Slice 7: Implement MCP Message Transport After Observation Routing Exists
- Replace the placeholder
OpenMissionMcpServerbehavior with real execution-scoped access registration, tool listing, and tool dispatch. - Make the first MCP slice message transport only.
- Reuse canonical message schemas and owner routing; do not create MCP-local copies of payload law.
Slice 8: Add Semantic Operations As A Separate Follow-Up Slice
- Implement an explicit
AgentExecutionSemanticOperationsboundary after MCP message transport works. - Keep operations read-only and scope-bound.
- Record bounded daemon-observed journal entries for accepted semantic reads.
Slice 9: Deepen Agent Connection Testing Without Polluting AgentExecution
- Keep
Agent.testConnectionas the canonical readiness probe command surface. - Upgrade
AgentConnectionTesterfrom shallow availability checking to a bounded launch smoke test when runtime convergence is stable enough. - Do not create managed AgentExecution records for connection tests.
Slice 10: Add Projection Surfaces Last
- Add an AgentExecution-owned backend timeline projection foundation over the typed journal record set.
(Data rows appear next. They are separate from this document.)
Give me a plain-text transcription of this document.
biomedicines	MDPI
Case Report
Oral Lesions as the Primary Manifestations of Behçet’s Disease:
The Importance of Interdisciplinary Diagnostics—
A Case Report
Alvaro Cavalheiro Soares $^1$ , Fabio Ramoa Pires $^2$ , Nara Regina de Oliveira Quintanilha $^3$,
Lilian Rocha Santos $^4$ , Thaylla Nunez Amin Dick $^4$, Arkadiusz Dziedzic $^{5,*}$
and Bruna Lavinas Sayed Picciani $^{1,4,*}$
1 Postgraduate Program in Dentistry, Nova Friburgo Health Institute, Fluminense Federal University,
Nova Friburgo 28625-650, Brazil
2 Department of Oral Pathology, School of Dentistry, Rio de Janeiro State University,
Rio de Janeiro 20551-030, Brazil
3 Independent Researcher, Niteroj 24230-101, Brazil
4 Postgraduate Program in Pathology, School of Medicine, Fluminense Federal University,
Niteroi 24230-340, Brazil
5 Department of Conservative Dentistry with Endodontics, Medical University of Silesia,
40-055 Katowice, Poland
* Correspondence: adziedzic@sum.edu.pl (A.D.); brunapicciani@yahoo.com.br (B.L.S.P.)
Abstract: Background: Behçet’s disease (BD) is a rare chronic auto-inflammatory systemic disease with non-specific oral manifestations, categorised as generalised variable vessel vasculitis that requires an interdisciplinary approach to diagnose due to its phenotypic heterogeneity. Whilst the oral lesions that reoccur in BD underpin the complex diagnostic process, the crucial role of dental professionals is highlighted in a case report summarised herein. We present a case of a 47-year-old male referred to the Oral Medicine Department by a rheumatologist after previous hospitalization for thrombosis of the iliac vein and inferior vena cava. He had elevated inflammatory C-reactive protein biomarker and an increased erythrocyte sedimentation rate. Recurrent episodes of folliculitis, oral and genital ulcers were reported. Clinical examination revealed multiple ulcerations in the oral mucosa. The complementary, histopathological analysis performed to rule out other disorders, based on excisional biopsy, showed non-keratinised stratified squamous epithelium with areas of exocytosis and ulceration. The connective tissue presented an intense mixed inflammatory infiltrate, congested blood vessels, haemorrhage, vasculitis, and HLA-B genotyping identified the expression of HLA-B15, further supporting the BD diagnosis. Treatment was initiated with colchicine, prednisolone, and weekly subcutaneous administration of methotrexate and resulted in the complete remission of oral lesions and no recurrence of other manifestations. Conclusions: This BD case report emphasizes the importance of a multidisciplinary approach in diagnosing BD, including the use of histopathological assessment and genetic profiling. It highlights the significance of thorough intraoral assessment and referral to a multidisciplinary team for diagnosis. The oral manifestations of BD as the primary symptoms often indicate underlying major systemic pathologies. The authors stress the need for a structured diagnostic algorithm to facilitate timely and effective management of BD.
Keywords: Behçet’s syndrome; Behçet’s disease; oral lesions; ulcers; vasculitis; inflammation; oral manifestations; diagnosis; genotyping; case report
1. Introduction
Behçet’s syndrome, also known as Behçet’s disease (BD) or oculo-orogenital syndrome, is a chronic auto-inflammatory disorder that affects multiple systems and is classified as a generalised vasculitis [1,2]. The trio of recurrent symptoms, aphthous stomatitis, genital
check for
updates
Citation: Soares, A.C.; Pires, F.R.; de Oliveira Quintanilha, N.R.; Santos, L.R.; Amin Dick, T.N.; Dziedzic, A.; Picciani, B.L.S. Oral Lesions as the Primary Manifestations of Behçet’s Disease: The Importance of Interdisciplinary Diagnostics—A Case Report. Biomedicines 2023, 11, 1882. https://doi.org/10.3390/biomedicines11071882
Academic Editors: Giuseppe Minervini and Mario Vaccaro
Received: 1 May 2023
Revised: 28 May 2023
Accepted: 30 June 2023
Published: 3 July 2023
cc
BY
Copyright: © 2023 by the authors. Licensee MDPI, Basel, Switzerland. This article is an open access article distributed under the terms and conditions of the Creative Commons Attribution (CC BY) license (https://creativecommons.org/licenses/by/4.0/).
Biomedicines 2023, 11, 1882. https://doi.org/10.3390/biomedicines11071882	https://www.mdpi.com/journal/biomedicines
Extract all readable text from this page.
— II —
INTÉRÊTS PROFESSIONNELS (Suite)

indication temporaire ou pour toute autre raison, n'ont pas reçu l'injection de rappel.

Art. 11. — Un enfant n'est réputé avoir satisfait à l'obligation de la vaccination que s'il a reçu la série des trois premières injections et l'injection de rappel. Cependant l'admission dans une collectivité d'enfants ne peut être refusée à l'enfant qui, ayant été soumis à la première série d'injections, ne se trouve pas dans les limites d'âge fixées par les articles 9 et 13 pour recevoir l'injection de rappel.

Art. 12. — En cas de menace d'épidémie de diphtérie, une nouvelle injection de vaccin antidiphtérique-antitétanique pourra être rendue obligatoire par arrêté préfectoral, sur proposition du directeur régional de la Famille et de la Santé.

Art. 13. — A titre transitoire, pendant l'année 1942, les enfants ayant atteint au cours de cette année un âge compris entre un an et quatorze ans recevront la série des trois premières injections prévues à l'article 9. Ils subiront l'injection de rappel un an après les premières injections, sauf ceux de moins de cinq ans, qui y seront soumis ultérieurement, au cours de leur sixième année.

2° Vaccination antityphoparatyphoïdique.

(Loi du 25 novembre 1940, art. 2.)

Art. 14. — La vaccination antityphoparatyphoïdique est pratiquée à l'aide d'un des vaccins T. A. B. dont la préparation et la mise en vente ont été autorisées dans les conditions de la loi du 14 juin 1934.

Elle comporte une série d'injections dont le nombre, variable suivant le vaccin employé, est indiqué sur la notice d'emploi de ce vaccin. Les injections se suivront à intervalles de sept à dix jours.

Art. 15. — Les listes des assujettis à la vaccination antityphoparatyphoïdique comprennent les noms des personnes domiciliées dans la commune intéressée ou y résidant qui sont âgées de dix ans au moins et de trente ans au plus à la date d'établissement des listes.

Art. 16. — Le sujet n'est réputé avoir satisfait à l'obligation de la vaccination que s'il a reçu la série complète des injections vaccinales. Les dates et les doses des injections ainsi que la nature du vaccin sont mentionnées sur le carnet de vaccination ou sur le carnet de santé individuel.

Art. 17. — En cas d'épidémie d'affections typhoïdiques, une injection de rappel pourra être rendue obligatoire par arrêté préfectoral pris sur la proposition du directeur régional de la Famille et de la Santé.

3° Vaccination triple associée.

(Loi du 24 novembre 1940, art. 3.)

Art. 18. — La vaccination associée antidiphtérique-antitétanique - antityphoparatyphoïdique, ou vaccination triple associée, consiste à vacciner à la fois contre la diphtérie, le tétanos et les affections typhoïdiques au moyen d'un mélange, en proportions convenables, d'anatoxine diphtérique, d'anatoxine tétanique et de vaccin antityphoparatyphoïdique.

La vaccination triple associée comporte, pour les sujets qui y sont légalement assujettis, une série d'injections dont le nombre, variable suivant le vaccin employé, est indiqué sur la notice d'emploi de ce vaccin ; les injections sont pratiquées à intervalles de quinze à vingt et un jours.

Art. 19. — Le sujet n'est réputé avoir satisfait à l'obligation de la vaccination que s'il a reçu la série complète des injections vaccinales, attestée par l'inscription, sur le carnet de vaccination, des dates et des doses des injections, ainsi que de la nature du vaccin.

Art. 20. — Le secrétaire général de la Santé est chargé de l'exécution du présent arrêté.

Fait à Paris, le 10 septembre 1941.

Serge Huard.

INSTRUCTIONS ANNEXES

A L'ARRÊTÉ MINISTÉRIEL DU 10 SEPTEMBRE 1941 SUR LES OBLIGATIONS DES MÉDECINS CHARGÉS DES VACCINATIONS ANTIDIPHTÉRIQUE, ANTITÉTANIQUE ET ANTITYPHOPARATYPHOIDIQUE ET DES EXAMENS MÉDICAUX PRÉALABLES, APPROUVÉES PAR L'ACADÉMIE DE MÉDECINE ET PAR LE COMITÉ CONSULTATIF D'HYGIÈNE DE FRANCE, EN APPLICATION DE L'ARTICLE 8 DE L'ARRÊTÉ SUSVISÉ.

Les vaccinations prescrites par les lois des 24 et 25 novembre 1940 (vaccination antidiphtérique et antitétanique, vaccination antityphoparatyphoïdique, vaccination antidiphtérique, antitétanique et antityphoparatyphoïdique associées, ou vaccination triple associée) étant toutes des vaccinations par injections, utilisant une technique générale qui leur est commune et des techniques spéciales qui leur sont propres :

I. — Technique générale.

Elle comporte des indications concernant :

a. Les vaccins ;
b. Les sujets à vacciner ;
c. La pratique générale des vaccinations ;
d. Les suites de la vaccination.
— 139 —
- Expose timeline projection through the AgentExecution read model only after the read-model/storage split is explicit enough to avoid treating projection as durable truth.
- Reintroduce rich Open Mission timeline rendering only after the canonical observation and journal path exists in the active tree.
- Keep projection derived from accepted journal/state truth rather than as a parallel runtime source of meaning.
Working Conclusion
AgentExecution is not primarily blocked by entity storage. It is blocked by the remaining center of the runtime doctrine: distributed runtime-truth reduction, Mission consumer cleanup, process-owner separation, observation routing, decisioning, journal discipline, and transport convergence beyond the focused Terminal seam. The narrow Entity/storage base is real. The next slices should stabilize that base, remove parallel runtime truth, and only then add MCP, semantic operations, and projection surfaces.